15. The method of claim 14, wherein training the machine learning model to determine whether to perform auto-reconciliation operations or a manual reconciliation process comprises:
training the machine learning model to generate recommendation scores, the recommendation scores to be used for determining whether to perform (a) the auto-reconciliation operations or (b) the manual remediation operations to remediate the discrepancies between the datasets.
16. The method of claim 15, wherein the first selection to perform the auto-reconciliation operation is based on a first recommendation score generated by the machine learning model.

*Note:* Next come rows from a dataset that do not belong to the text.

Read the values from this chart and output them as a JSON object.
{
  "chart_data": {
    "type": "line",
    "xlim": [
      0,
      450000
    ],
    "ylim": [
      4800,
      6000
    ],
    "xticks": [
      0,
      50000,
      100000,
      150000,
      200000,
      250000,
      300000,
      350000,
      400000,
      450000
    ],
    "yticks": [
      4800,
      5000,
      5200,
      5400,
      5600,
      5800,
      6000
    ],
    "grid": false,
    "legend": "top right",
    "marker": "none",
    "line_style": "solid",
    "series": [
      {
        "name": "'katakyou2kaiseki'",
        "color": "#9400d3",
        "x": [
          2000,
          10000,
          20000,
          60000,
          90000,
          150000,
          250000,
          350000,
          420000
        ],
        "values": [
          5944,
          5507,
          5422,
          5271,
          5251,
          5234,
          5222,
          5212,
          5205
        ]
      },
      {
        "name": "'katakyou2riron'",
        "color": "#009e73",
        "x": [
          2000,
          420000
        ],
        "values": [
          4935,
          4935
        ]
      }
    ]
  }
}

17. The method of claim 16, wherein the training datasets of historical data are divided into time periods,
wherein the training datasets of historical data exemplify rules for performing auto-reconciliation and manual reconciliation to reconcile discrepancies between datasets, and
wherein training the machine learning model comprises:
based on the training datasets, training the machine learning model to generate the first recommendation score based on determining auto-reconciliation was performed in a first number of preceding time periods less than a second threshold number; and
training the machine learning model to generate a second recommendation score, lower than the first recommendation score, based on determining the auto-reconciliation was performed in a second number of preceding time periods equal to, or greater than, the second threshold number,
wherein the second recommendation score corresponds to a recommendation to perform manual reconciliation.
18. The method of claim 16, further comprising:
executing a selection process that selects the auto-reconciliation operation based on the first recommendation score; and
executing the auto-reconciliation operation to resolve the first discrepancy.
19. The method of claim 14, further comprising:
analyzing a third set of event records and fourth set of event records to identify a second discrepancy between the third set of event records and the fourth set of event records;
applying the machine learning model to the second discrepancy to generate a second selection to perform a manual reconciliation operation to remediate the second discrepancy; and
presenting a recommendation for a user to execute the manual reconciliation operation to resolve the second discrepancy.
20. A system comprising:
at least one device including a hardware processor;
the system being configured to perform operations comprising:
obtaining training datasets of historical data, the training datasets comprising:
discrepancies between historical datasets of event records; and
labels specifying one of: an auto-reconciliation process performed without human intervention or a manual reconciliation process performed by a human for remediating the discrepancies between the historical datasets of event records;
training a machine learning model to determine whether to perform (a) auto-reconciliation operations, without human intervention, to remediate discrepancies between datasets or (b) manual remediation operations, with human intervention, to remediate the discrepancies between the datasets;
obtaining a target pair of datasets comprising:
a first dataset comprising a first set of event records; and
a second dataset comprising a second set of event records;
analyzing the first set of event records and the second set of event records to identify a first discrepancy between the first set of event records and the second set of event records; and
applying the machine learning model to the first discrepancy to generate a first selection to perform an auto-reconciliation operation, without human intervention, to remediate the first discrepancy.